Le biométhane est-il vraiment plus cher que le gaz naturel ? Que dit votre étude ?

Pierre-Philippe Crépin : Effectivement, quand on regarde le marché du gaz naturel en Europe, il y a quelques semaines, on était autour de 30 € du MWh. Et quand on compare au coût de production du biométhane, on est plutôt à 120 € du MWh. Donc le delta est assez important. En réalité, ce que cachent ces chiffres, c'est qu'il y a un certain nombre de coûts qui ne sont pas compris dans ces deux chiffres. Et notamment pour le gaz naturel, il faut ajouter le coût du transport, le coût des réseaux, différentes taxes.

Le gaz naturel liquéfié qui vient des États-Unis, par exemple ?

Pierre-Philippe Crépin : Voilà, par exemple. On a eu historiquement une importation de gaz russe par pipeline. Aujourd'hui, c'est du gaz naturel liquéfié qui est transporté par bateau. Il faut des terminaux gaziers en Europe. Tout ça rajoute des coûts. Il y a des taxes. Il y a le prix carbone, également, qui vient augmenter la facture du gaz naturel. Et un particulier, quand il regarde sa facture à la fin de l'année, il s'aperçoit qu'il paie plutôt 140 € du MWh. De l'autre côté, le biométhane a également quelques coûts supplémentaires, mais également quelques coûts en moins, dus à la valorisation des coproduits, le digestat et le bio-CO2. Et à la fin, on arrive quasiment à parité pour un particulier. Et donc, le biométhane, finalement, est compétitif d'un point de vue du consommateur.

Et ça l'est encore plus avec la crise au Moyen-Orient, qui fait que le gaz naturel est de plus en plus cher.

Pierre-Philippe Crépin : L'Europe aujourd'hui, elle importe 90 % de son gaz.
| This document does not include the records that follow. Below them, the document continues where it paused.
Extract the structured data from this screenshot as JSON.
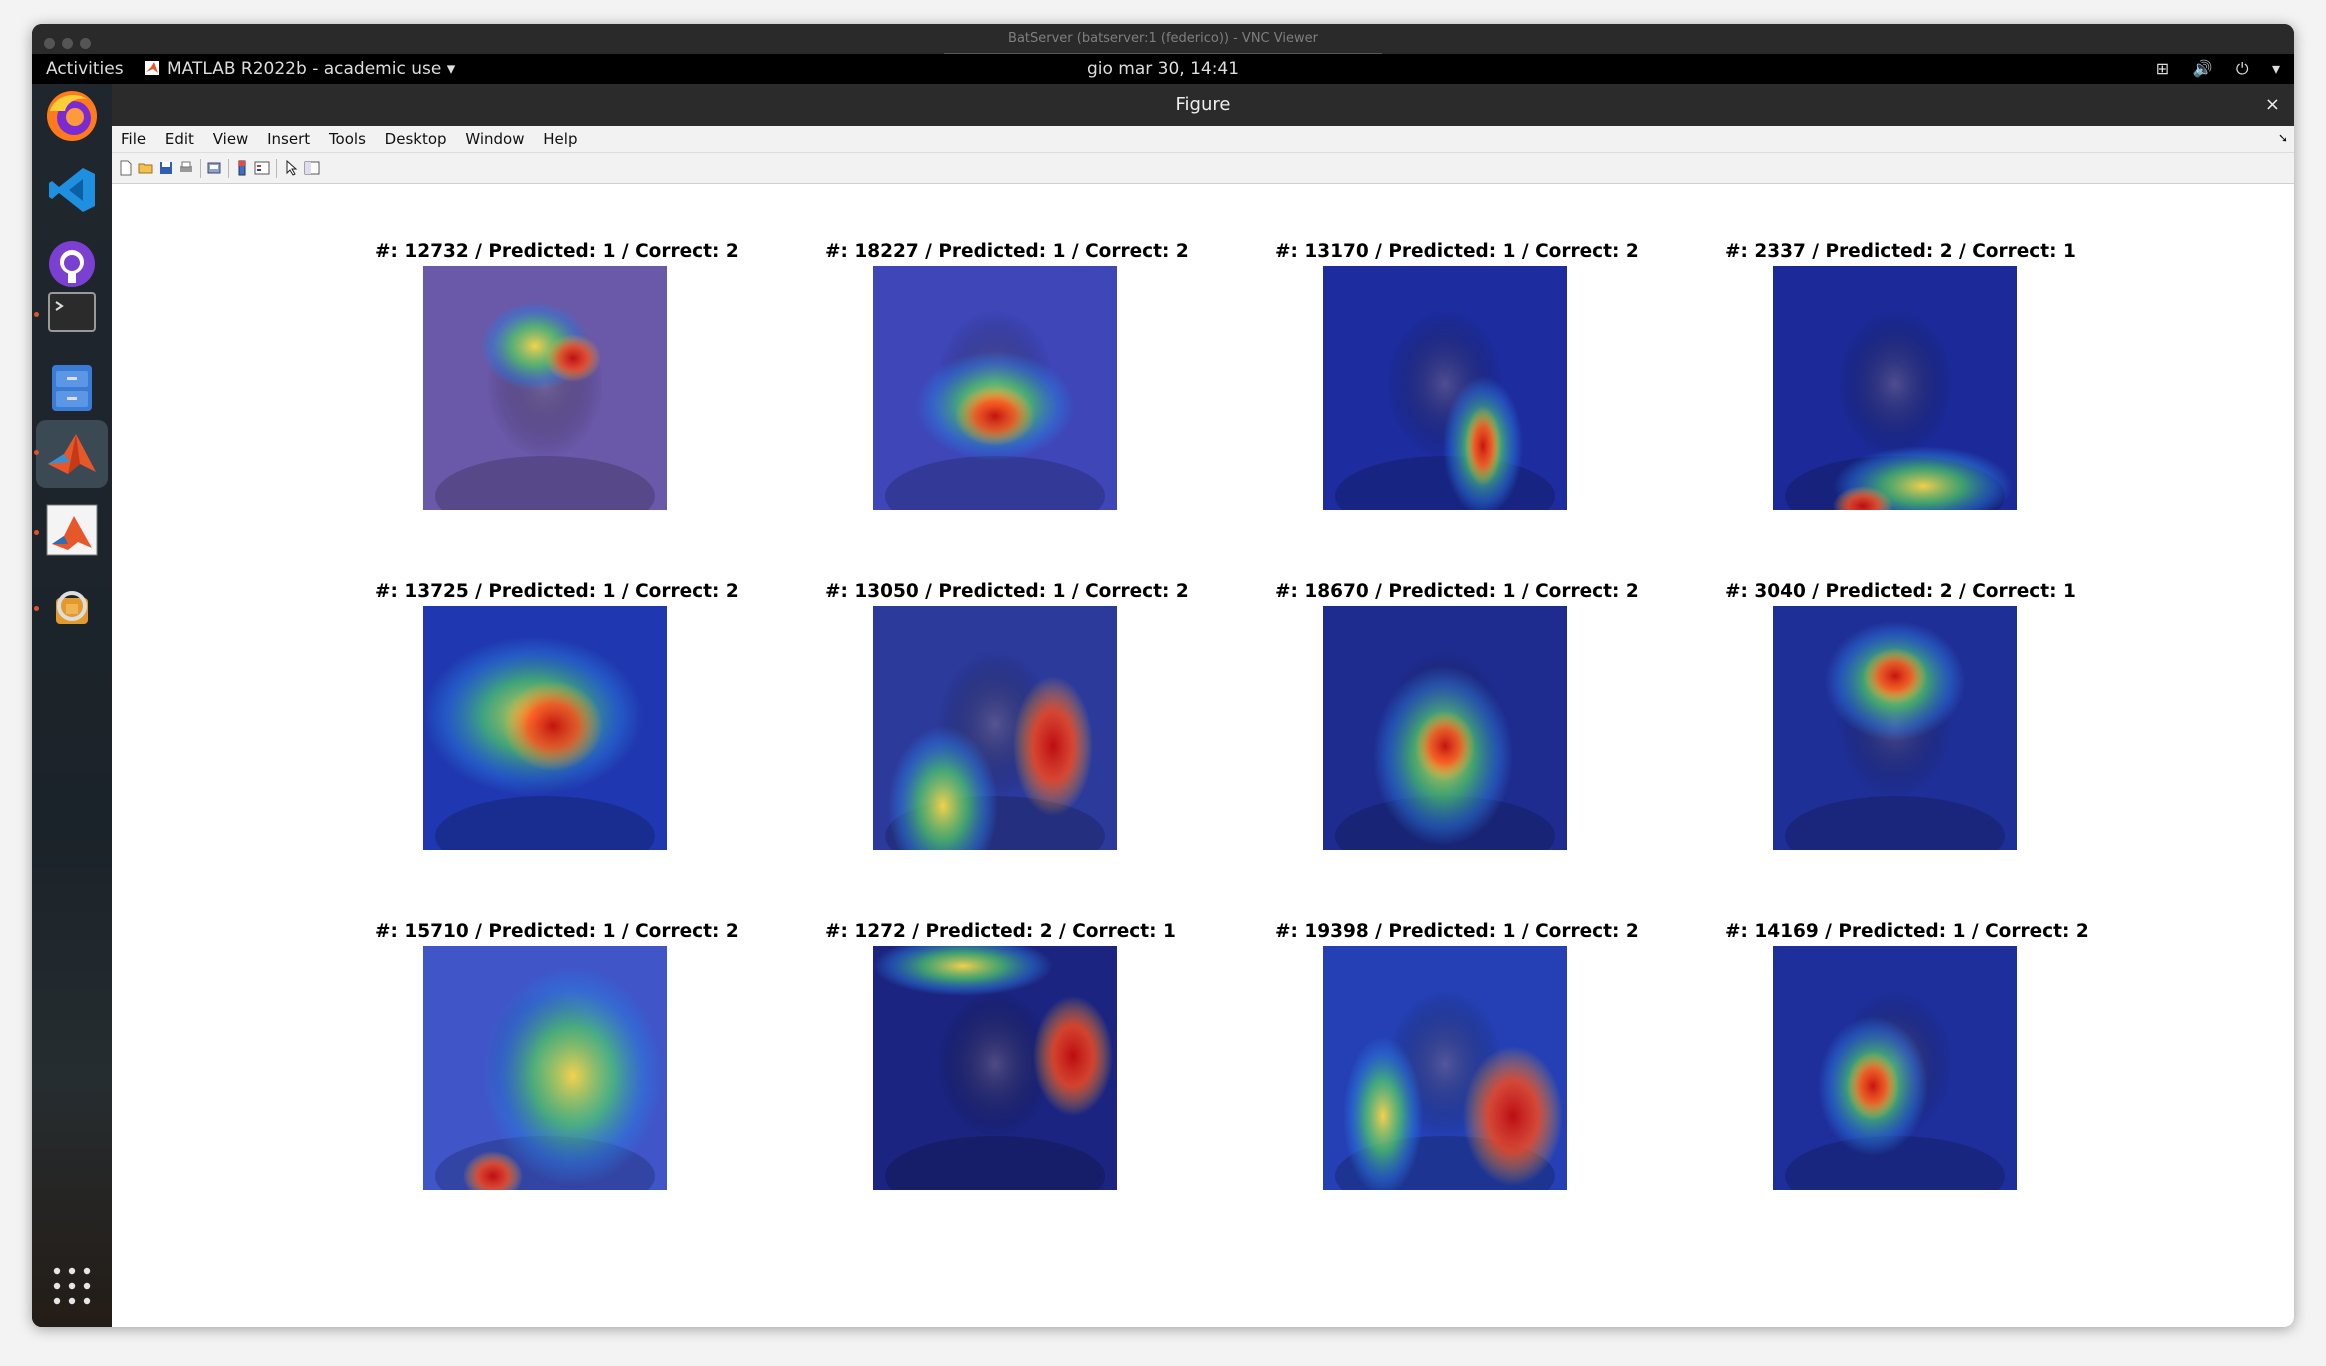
{
  "vnc": {
    "title": "BatServer (batserver:1 (federico)) - VNC Viewer"
  },
  "topbar": {
    "activities": "Activities",
    "app_name": "MATLAB R2022b - academic use",
    "clock": "gio mar 30, 14:41",
    "tray_icons": [
      "network-icon",
      "volume-icon",
      "power-icon",
      "chevron-down-icon"
    ]
  },
  "dock": {
    "items": [
      "firefox",
      "vscode",
      "github-desktop",
      "terminal",
      "file-manager",
      "matlab",
      "matlab-figure",
      "software-updater",
      "app-grid"
    ]
  },
  "figure": {
    "title": "Figure",
    "close": "×",
    "menu": [
      "File",
      "Edit",
      "View",
      "Insert",
      "Tools",
      "Desktop",
      "Window",
      "Help"
    ],
    "toolbar": [
      "new-figure-icon",
      "open-icon",
      "save-icon",
      "print-icon",
      "print-preview-icon",
      "insert-colorbar-icon",
      "insert-legend-icon",
      "edit-plot-icon",
      "property-inspector-icon"
    ],
    "panels": [
      {
        "label": "#: 12732 / Predicted: 1 / Correct: 2",
        "bg": "#6a58a8"
      },
      {
        "label": "#: 18227 / Predicted: 1 / Correct: 2",
        "bg": "#3e46b8"
      },
      {
        "label": "#: 13170 / Predicted: 1 / Correct: 2",
        "bg": "#1d2c9e"
      },
      {
        "label": "#: 2337 / Predicted: 2 / Correct: 1",
        "bg": "#1b2a98"
      },
      {
        "label": "#: 13725 / Predicted: 1 / Correct: 2",
        "bg": "#1f37b0"
      },
      {
        "label": "#: 13050 / Predicted: 1 / Correct: 2",
        "bg": "#2c3a9c"
      },
      {
        "label": "#: 18670 / Predicted: 1 / Correct: 2",
        "bg": "#1e2c8f"
      },
      {
        "label": "#: 3040 / Predicted: 2 / Correct: 1",
        "bg": "#1f2f98"
      },
      {
        "label": "#: 15710 / Predicted: 1 / Correct: 2",
        "bg": "#3f55c8"
      },
      {
        "label": "#: 1272 / Predicted: 2 / Correct: 1",
        "bg": "#1b2480"
      },
      {
        "label": "#: 19398 / Predicted: 1 / Correct: 2",
        "bg": "#2440b4"
      },
      {
        "label": "#: 14169 / Predicted: 1 / Correct: 2",
        "bg": "#1e2f9c"
      }
    ]
  }
}
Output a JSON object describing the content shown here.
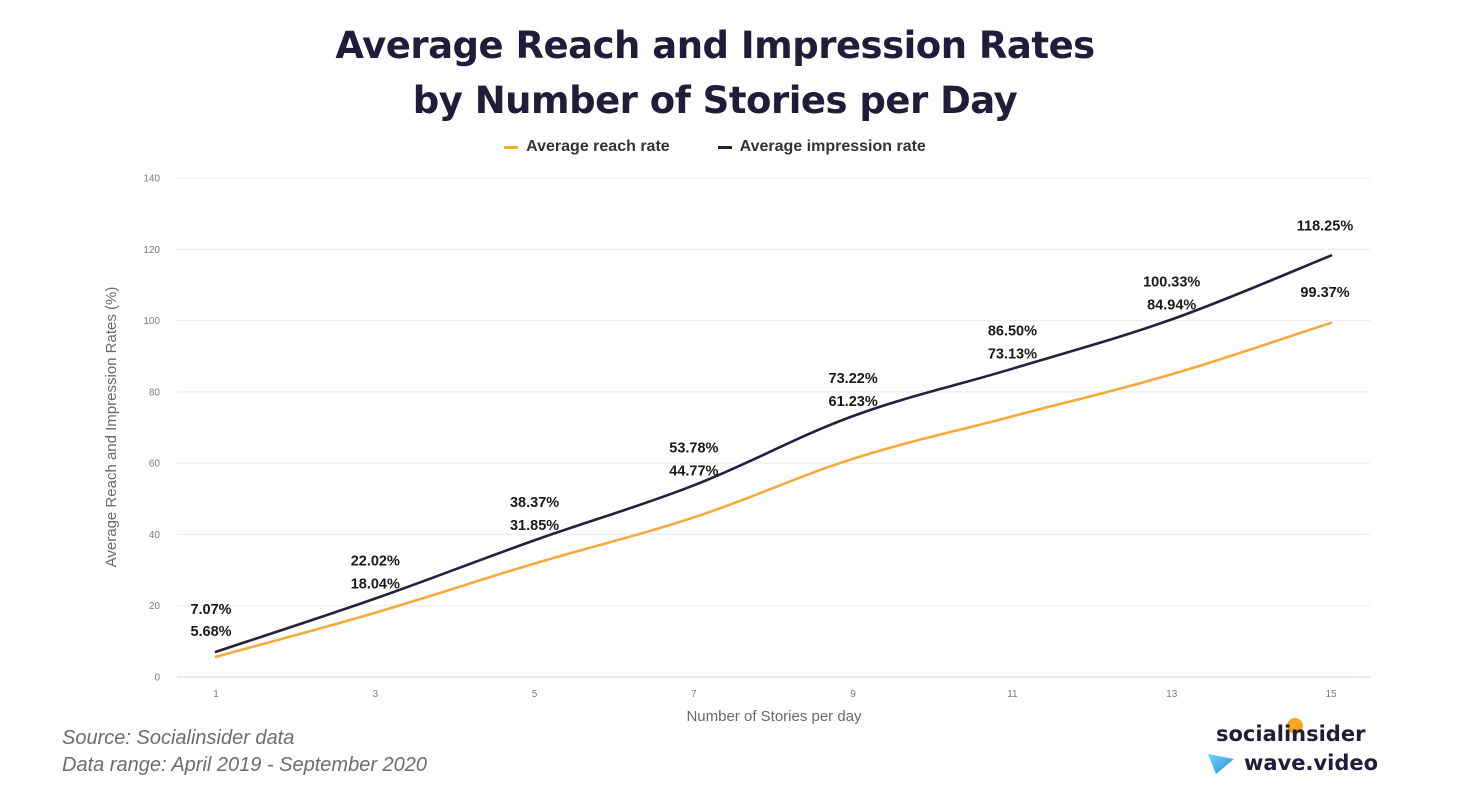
{
  "title_line1": "Average Reach and Impression Rates",
  "title_line2": "by Number of Stories per Day",
  "colors": {
    "reach": "#f5aa3c",
    "impression": "#23213d",
    "grid": "#e7e9f2",
    "axis_text": "#7a7a7a"
  },
  "chart_data": {
    "type": "line",
    "title": "Average Reach and Impression Rates by Number of Stories per Day",
    "xlabel": "Number of Stories per day",
    "ylabel": "Average Reach and Impression Rates (%)",
    "xlim": [
      0.5,
      15.5
    ],
    "ylim": [
      0,
      140
    ],
    "x_ticks": [
      1,
      3,
      5,
      7,
      9,
      11,
      13,
      15
    ],
    "y_ticks": [
      0,
      20,
      40,
      60,
      80,
      100,
      120,
      140
    ],
    "legend_position": "top",
    "series": [
      {
        "name": "Average reach rate",
        "x": [
          1,
          3,
          5,
          7,
          9,
          11,
          13,
          15
        ],
        "values": [
          5.68,
          18.04,
          31.85,
          44.77,
          61.23,
          73.13,
          84.94,
          99.37
        ],
        "labels": [
          "5.68%",
          "18.04%",
          "31.85%",
          "44.77%",
          "61.23%",
          "73.13%",
          "84.94%",
          "99.37%"
        ]
      },
      {
        "name": "Average impression rate",
        "x": [
          1,
          3,
          5,
          7,
          9,
          11,
          13,
          15
        ],
        "values": [
          7.07,
          22.02,
          38.37,
          53.78,
          73.22,
          86.5,
          100.33,
          118.25
        ],
        "labels": [
          "7.07%",
          "22.02%",
          "38.37%",
          "53.78%",
          "73.22%",
          "86.50%",
          "100.33%",
          "118.25%"
        ]
      }
    ]
  },
  "footer": {
    "source": "Source: Socialinsider data",
    "range": "Data range: April 2019 - September 2020"
  },
  "brands": {
    "socialinsider": "socialinsider",
    "wavevideo": "wave.video"
  }
}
Comme je l'ai dit, aujourd'hui, c'est plutôt du gaz naturel liquéfié. C'est un marché mondial. Et un des plus gros producteurs de gaz naturel liquéfié, c'est également le Qatar, qui a subi ces bombardements et donc qui a dû arrêter sa production. Ça a mis le marché sous tension et donc les prix ont explosé. Aujourd'hui, on est plutôt à 60 euros du MWh qu'à 30 pour l'achat de gaz européen.

Quelles sont les autres vertus du biométhane ?

Pierre-Philippe Crépin : Là, on s'est placé d'un point de vue du consommateur. Si on se place d'un point de vue des finances publiques et de la balance commerciale des États, le gaz naturel, c'est une importation. C'est une fuite de valeur de l'Europe. Quand on rajoute à ça les bénéfices que sont les différentes taxes, etc., on arrive quand même à un déficit de quelque chose comme 30 € du MWh pour le gaz naturel pour les États. De l'autre côté, le biométhane, c'est une industrie locale. Il faut 20 fois plus d'emplois en Europe pour produire du biométhane que pour produire du gaz naturel pour une même quantité d'énergie. Quand on rajoute toutes les taxes pour le biométhane non subventionné, on a un bénéfice net de l'ordre de 50 € du MWh. L'écart est considérable, ça justifie totalement le fait d'investir dans le biométhane, c'est une décision économique rationnelle, et ça permet en plus de se décarboner et de se prémunir contre la vulnérabilité géopolitique actuelle.